Clement was scarlet with mortification. "If I could see you a few minutes-alone, sir, I think I could explain what it is."

"You will see me at the bank in an hour," the old man retorted. "Anything you have to say you can say there. As it is, I am going to close my account with your father, and after that the less I hear your name the better I shall be pleased. At present you're wasting my time. I don't know why you stopped me. Good morning." And in a lower tone, but one that was perfectly audible to Clement, "D-d young counterskipper," he muttered, as he started the horses. "Business with me, indeed! Confound his impudence!"

He drove off at speed, leaving Clement seated on his horse in the middle of the road, a prey to feelings that may be imagined. He had made a bad beginning, and his humiliation was complete.

"Young counterskipper!" That rankled-yet in time he might smile at that. But the tone, and the manner, the conviction that under no circumstances could there be anything between them, any relations, any equality-this bit deeper and wounded more permanently. The Squire's view, that he addressed one of another class and another grade, one with whom he could have no more in common than with the servant behind him, could not have been made more plain if he had known the object of the lad's application.

If he had known it! Good heavens, if he said so much now, what would he have said in that case? Certainly, the task which love had set this young man was not an easy one. No wonder Josina had been frightened.

He had-he had certainly made a mess of it. His ears burned, as he sat on his horse and recalled the other's words.

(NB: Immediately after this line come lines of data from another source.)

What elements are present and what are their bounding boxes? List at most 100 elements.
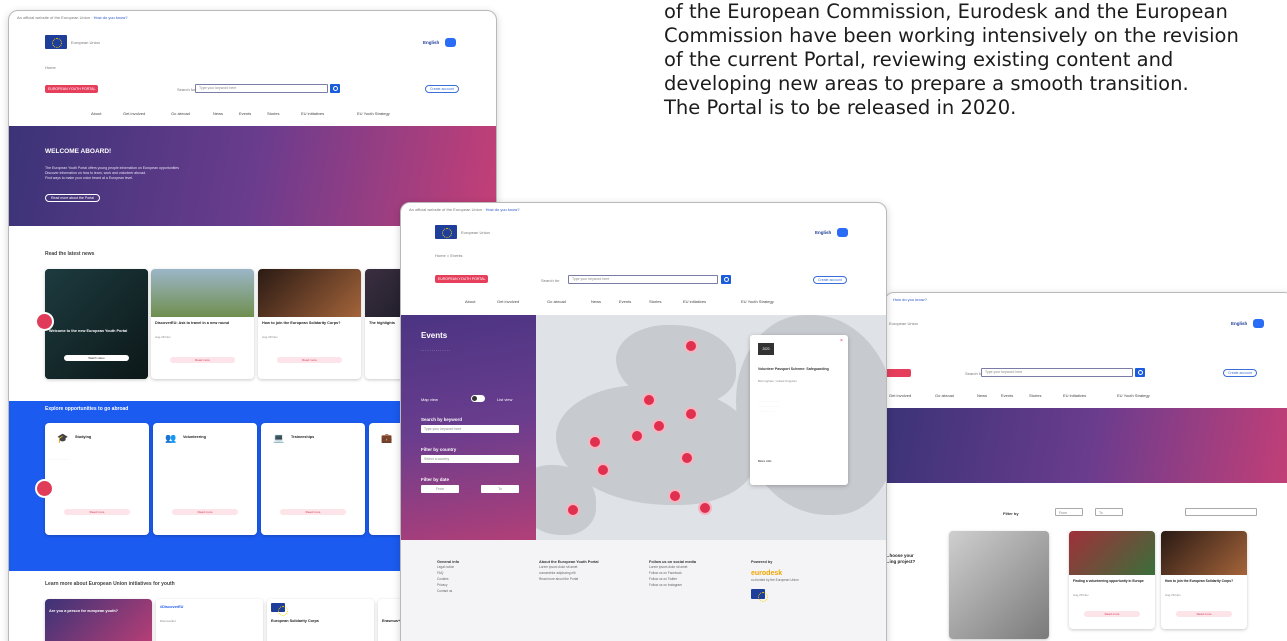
events-filter-panel: Events · · · · · · · · · · · · · · Map v… (401, 315, 536, 540)
eu-flag-icon (435, 225, 457, 239)
breadcrumb-home[interactable]: Home (45, 65, 56, 70)
close-icon[interactable]: × (840, 338, 843, 344)
explore-card-button[interactable]: Read more (63, 509, 131, 515)
learn-card-sub: DiscoverEU (160, 619, 176, 623)
listing-card-button[interactable]: Read more (1084, 611, 1140, 617)
event-popup-title: Volunteer Passport Scheme: Safeguarding (758, 367, 829, 371)
search-button[interactable] (1135, 368, 1145, 377)
event-pin[interactable] (700, 503, 710, 513)
from-field[interactable]: From (1055, 508, 1083, 516)
keyword-label: Search by keyword (421, 417, 463, 422)
nav-item[interactable]: Get involved (889, 393, 935, 398)
nav-item[interactable]: About (91, 111, 123, 116)
nav-item[interactable]: News (213, 111, 239, 116)
breadcrumb-home[interactable]: Home (435, 253, 446, 258)
language-bubble-icon[interactable] (837, 228, 848, 237)
event-pin[interactable] (632, 431, 642, 441)
language-bubble-icon[interactable] (445, 38, 456, 47)
to-field[interactable]: To (1095, 508, 1123, 516)
language-selector[interactable]: English (423, 40, 439, 45)
events-page-screenshot: An official website of the European Unio… (400, 202, 887, 641)
explore-card-title: Studying (75, 435, 92, 439)
create-account-button[interactable]: Create account (425, 85, 459, 93)
official-notice: An official website of the European Unio… (17, 15, 128, 20)
nav-item[interactable]: News (591, 299, 619, 304)
news-card-button[interactable]: Read more (169, 357, 236, 363)
news-card-image (258, 269, 361, 317)
nav-item[interactable]: Get involved (123, 111, 171, 116)
country-select[interactable]: Select a country (421, 455, 519, 463)
event-popup[interactable]: × 2020 Volunteer Passport Scheme: Safegu… (750, 335, 848, 485)
learn-card[interactable]: Are you a person for european youth? (45, 599, 152, 641)
event-pin[interactable] (682, 453, 692, 463)
search-label: Search for (177, 87, 196, 92)
hero-read-more-button[interactable]: Read more about the Portal (45, 194, 100, 202)
news-card-button[interactable]: Watch video (63, 355, 130, 361)
nav-item[interactable]: EU Youth Strategy (1117, 393, 1150, 398)
news-card[interactable]: Welcome to the new European Youth Portal… (45, 269, 148, 379)
laptop-icon: 💻 (273, 433, 285, 443)
news-card[interactable]: How to join the European Solidarity Corp… (258, 269, 361, 379)
explore-card-button[interactable]: Read more (279, 509, 347, 515)
event-pin[interactable] (644, 395, 654, 405)
search-input[interactable]: Type your keyword here (981, 368, 1133, 377)
language-bubble-icon[interactable] (1253, 319, 1264, 328)
nav-item[interactable]: EU initiatives (1063, 393, 1117, 398)
nav-item[interactable]: News (977, 393, 1001, 398)
event-more-info[interactable]: More info (758, 459, 772, 463)
search-button[interactable] (721, 275, 731, 284)
explore-card[interactable]: 💻 Traineeships Read more (261, 423, 365, 535)
listing-card[interactable]: How to join the European Solidarity Corp… (1161, 531, 1247, 629)
listing-card-button[interactable]: Read more (1176, 611, 1232, 617)
explore-card[interactable]: 👥 Volunteering Read more (153, 423, 257, 535)
event-pin[interactable] (590, 437, 600, 447)
nav-item[interactable]: Stories (1029, 393, 1063, 398)
view-toggle[interactable] (471, 395, 485, 402)
carousel-prev-button[interactable] (37, 481, 52, 496)
from-date-field[interactable]: From (421, 485, 459, 493)
nav-item[interactable]: Go abroad (935, 393, 977, 398)
nav-item[interactable]: Get involved (497, 299, 547, 304)
search-input[interactable]: Type your keyword here (195, 84, 328, 93)
nav-item[interactable]: EU initiatives (301, 111, 357, 116)
keyword-input[interactable]: Type your keyword here (421, 425, 519, 433)
search-button[interactable] (330, 84, 340, 93)
nav-item[interactable]: Events (239, 111, 267, 116)
language-selector[interactable]: English (815, 230, 831, 235)
nav-item[interactable]: About (465, 299, 497, 304)
learn-card[interactable]: European Solidarity Corps (267, 599, 374, 641)
news-card[interactable]: DiscoverEU: Ask to travel in a new round… (151, 269, 254, 379)
event-pin[interactable] (598, 465, 608, 475)
listing-card[interactable]: Finding a volunteering opportunity in Eu… (1069, 531, 1155, 629)
europe-map[interactable]: × 2020 Volunteer Passport Scheme: Safegu… (536, 315, 886, 540)
nav-item[interactable]: EU Youth Strategy (741, 299, 774, 304)
event-pin[interactable] (670, 491, 680, 501)
create-account-button[interactable]: Create account (1223, 369, 1257, 377)
event-pin[interactable] (654, 421, 664, 431)
event-pin[interactable] (686, 409, 696, 419)
event-pin[interactable] (568, 505, 578, 515)
language-selector[interactable]: English (1231, 321, 1247, 326)
search-input[interactable]: Type your keyword here (568, 275, 718, 284)
listing-photo-card[interactable] (949, 531, 1049, 639)
nav-item[interactable]: Events (1001, 393, 1029, 398)
event-pin[interactable] (686, 341, 696, 351)
nav-item[interactable]: EU Youth Strategy (357, 111, 390, 116)
to-date-field[interactable]: To (481, 485, 519, 493)
explore-card-button[interactable]: Read more (171, 509, 239, 515)
filter-label: Filter by (1003, 511, 1019, 516)
nav-item[interactable]: Go abroad (547, 299, 591, 304)
nav-item[interactable]: EU initiatives (683, 299, 741, 304)
learn-card[interactable]: #DiscoverEU DiscoverEU (156, 599, 263, 641)
carousel-prev-button[interactable] (37, 314, 52, 329)
sort-select[interactable] (1185, 508, 1257, 516)
nav-item[interactable]: Stories (267, 111, 301, 116)
listing-card-title: How to join the European Solidarity Corp… (1165, 579, 1234, 583)
nav-item[interactable]: Events (619, 299, 649, 304)
news-card-button[interactable]: Read more (276, 357, 343, 363)
nav-item[interactable]: Stories (649, 299, 683, 304)
explore-card[interactable]: 🎓 Studying · · · · · · · · · · · Read mo… (45, 423, 149, 535)
nav-item[interactable]: Go abroad (171, 111, 213, 116)
news-card-image (151, 269, 254, 317)
create-account-button[interactable]: Create account (813, 276, 847, 284)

Meanwhile the Squire drove on, and with the air and movement he recovered his temper. As he drew near to the town the market-traffic increased, and sitting high on his seat he swept by many a humble gig and plodding farm-cart, and acknowledged with a flicker of his whip-hand many a bared head and hasty obeisance. He was not loved; men who are bent on getting a pennyworth for their penny are not loved. But he was regardful of his own people, and in all companies he was fearless and could hold his own. Men did not love him, but they trusted him, knowing exactly what they might expect from him. And he was Griffin of Garth, one of the few in whose hands were all county power and all county influence. As he drove down the hill toward the West Bridge, seeing with the eye of memory the airy towers and lofty gateways of the older bridge that had once stood there and for centuries had bridled the wild Welsh, his bodily eyes noted the team of the out-going coach which he had a share in horsing. And the coachman, proudly and with respect, named him to the box-seat.